We had to leave for Anchorage, the climax of our trip, the following morning. As expected, the weather was bad again and Paul- the leader of the tour - tells us that we cannot go to Anchorage - the weather is too bad - and if we did succeed in slipping through if the weather gave us a slight chance, we will be stranded in Anchorage for a week as the weather forecast for the ensuing week was very bad. In his opinion, our only and best option was to leave Alaska as soon as we could, and return to Toronto without seeing Alaska, which was also the general consensus amongst most of the guys.

I stood up in the meeting and delivered this monologue :

1.     I have come from South Africa on this epic journey and it has cost me $ 10 000 (largely overstated), and I was NOT prepared to leave Alaska without seeing it.

2,     If they would give me leave (as I think they should on moral grounds), I will leave the group now and do ALASKA ON MY OWN - EVEN IF I HAVE TO BACKPACK.

There is general consensus that I will be allowed to proceed on my own, so that is why I am now, thirty minutes later, on a shuttle van to Anchorage - all on my own. I know where we have been booked to sleep the few nights in Anchorage - so I will be using the five rooms - all by myself. So, I take the high road and you take the low road and I'll be in Scotland afore ye.
However, when I entered the reception of the hotel in Anchorage that night at seven, I hear my name called loudly - which I found funny, not having known that I have progeny in Alaska. It turns out to be four guys whom have I left at Fairbanks. And what are you doing here ? I ask with surprise. Dave replied that after I left the group, they were inspired by my monologue and decided to also complete the trip - and they are here - having taken an airline from Fairbanks.

Naturally I was very pleased and we wined and dined in ecstasy of the opportunity given us to really see this part of Alaska, where the most beautiful views are to be had.
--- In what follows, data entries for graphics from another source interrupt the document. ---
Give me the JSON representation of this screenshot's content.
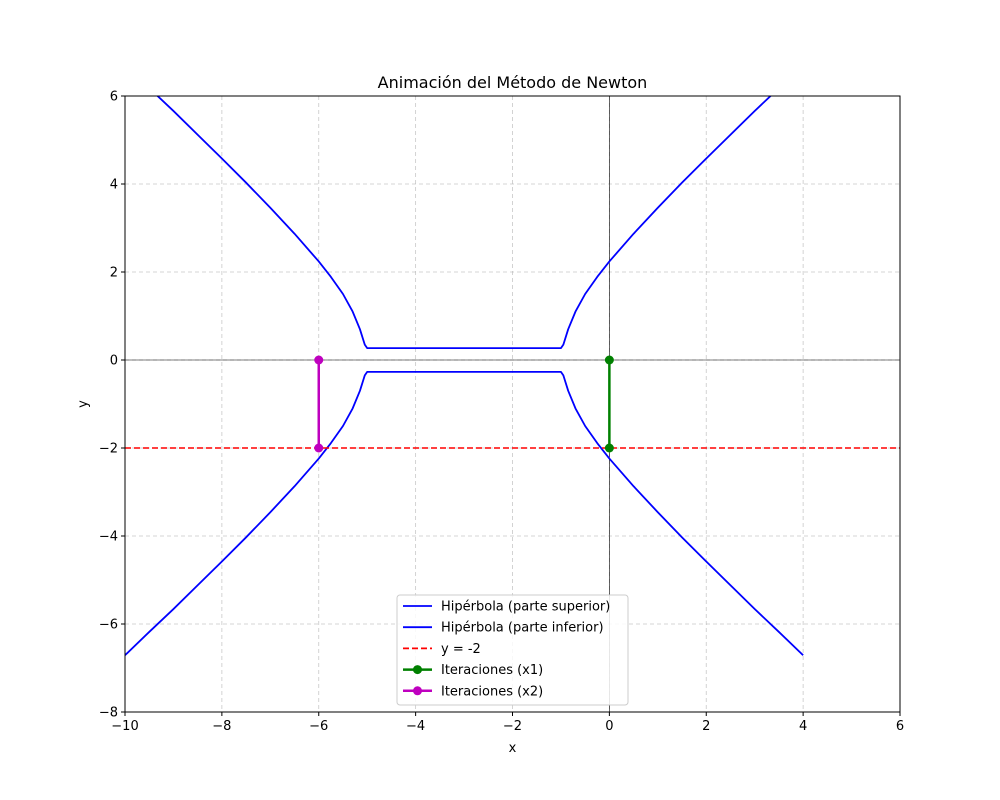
{
  "chart_data": {
    "type": "line",
    "title": "Animación del Método de Newton",
    "xlabel": "x",
    "ylabel": "y",
    "xlim": [
      -10,
      6
    ],
    "ylim": [
      -8,
      6
    ],
    "xticks": [
      -10,
      -8,
      -6,
      -4,
      -2,
      0,
      2,
      4,
      6
    ],
    "yticks": [
      -8,
      -6,
      -4,
      -2,
      0,
      2,
      4,
      6
    ],
    "grid": true,
    "legend_position": "lower-center",
    "series": [
      {
        "name": "Hipérbola (parte superior)",
        "kind": "curve",
        "color": "#0000ff",
        "points": [
          [
            -10,
            6.71
          ],
          [
            -9.5,
            6.18
          ],
          [
            -9,
            5.66
          ],
          [
            -8.5,
            5.12
          ],
          [
            -8,
            4.58
          ],
          [
            -7.5,
            4.03
          ],
          [
            -7,
            3.46
          ],
          [
            -6.5,
            2.87
          ],
          [
            -6,
            2.24
          ],
          [
            -5.75,
            1.89
          ],
          [
            -5.5,
            1.5
          ],
          [
            -5.3,
            1.1
          ],
          [
            -5.15,
            0.7
          ],
          [
            -5.05,
            0.35
          ],
          [
            -5,
            0.27
          ],
          [
            -1,
            0.27
          ],
          [
            -0.95,
            0.35
          ],
          [
            -0.85,
            0.7
          ],
          [
            -0.7,
            1.1
          ],
          [
            -0.5,
            1.5
          ],
          [
            -0.25,
            1.89
          ],
          [
            0,
            2.24
          ],
          [
            0.5,
            2.87
          ],
          [
            1,
            3.46
          ],
          [
            1.5,
            4.03
          ],
          [
            2,
            4.58
          ],
          [
            2.5,
            5.12
          ],
          [
            3,
            5.66
          ],
          [
            3.5,
            6.18
          ],
          [
            4,
            6.71
          ]
        ]
      },
      {
        "name": "Hipérbola (parte inferior)",
        "kind": "curve",
        "color": "#0000ff",
        "points": [
          [
            -10,
            -6.71
          ],
          [
            -9.5,
            -6.18
          ],
          [
            -9,
            -5.66
          ],
          [
            -8.5,
            -5.12
          ],
          [
            -8,
            -4.58
          ],
          [
            -7.5,
            -4.03
          ],
          [
            -7,
            -3.46
          ],
          [
            -6.5,
            -2.87
          ],
          [
            -6,
            -2.24
          ],
          [
            -5.75,
            -1.89
          ],
          [
            -5.5,
            -1.5
          ],
          [
            -5.3,
            -1.1
          ],
          [
            -5.15,
            -0.7
          ],
          [
            -5.05,
            -0.35
          ],
          [
            -5,
            -0.27
          ],
          [
            -1,
            -0.27
          ],
          [
            -0.95,
            -0.35
          ],
          [
            -0.85,
            -0.7
          ],
          [
            -0.7,
            -1.1
          ],
          [
            -0.5,
            -1.5
          ],
          [
            -0.25,
            -1.89
          ],
          [
            0,
            -2.24
          ],
          [
            0.5,
            -2.87
          ],
          [
            1,
            -3.46
          ],
          [
            1.5,
            -4.03
          ],
          [
            2,
            -4.58
          ],
          [
            2.5,
            -5.12
          ],
          [
            3,
            -5.66
          ],
          [
            3.5,
            -6.18
          ],
          [
            4,
            -6.71
          ]
        ]
      },
      {
        "name": "y = -2",
        "kind": "hline",
        "color": "#ff0000",
        "y": -2
      },
      {
        "name": "Iteraciones (x1)",
        "kind": "markers",
        "color": "#008000",
        "points": [
          [
            0,
            0
          ],
          [
            0,
            -2
          ]
        ]
      },
      {
        "name": "Iteraciones (x2)",
        "kind": "markers",
        "color": "#bf00bf",
        "points": [
          [
            -6,
            0
          ],
          [
            -6,
            -2
          ]
        ]
      }
    ]
  }
}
We were just sitting down for dinner when we are greeted by another three guys from the group - yes, they sneaked into the airport with their own aircraft during a lull in the weather. So we are complete except for Paul and Gerry, who were now busy with the ungrateful task of extricating themselves from the bad Alaskan weather on their way to Toronto without seeing Alaska - so I say goodbye to them in my mind, conjuring up many images of discoverers in centuries gone by, who aborted their journey a few yards from their destination - and missing glory. I can see from the weather forecast for their trip back to Toronto, that they will have a fight with bad weather being enveloped between two severe weather systems. Their passage will be as fast as these systems move, which turned out to be very slow. They reached Toronto about a week later, while I was enjoying my visit to Nicola in Edmonton, on the pre-arranged time, after having an unforgettable time in Alaska.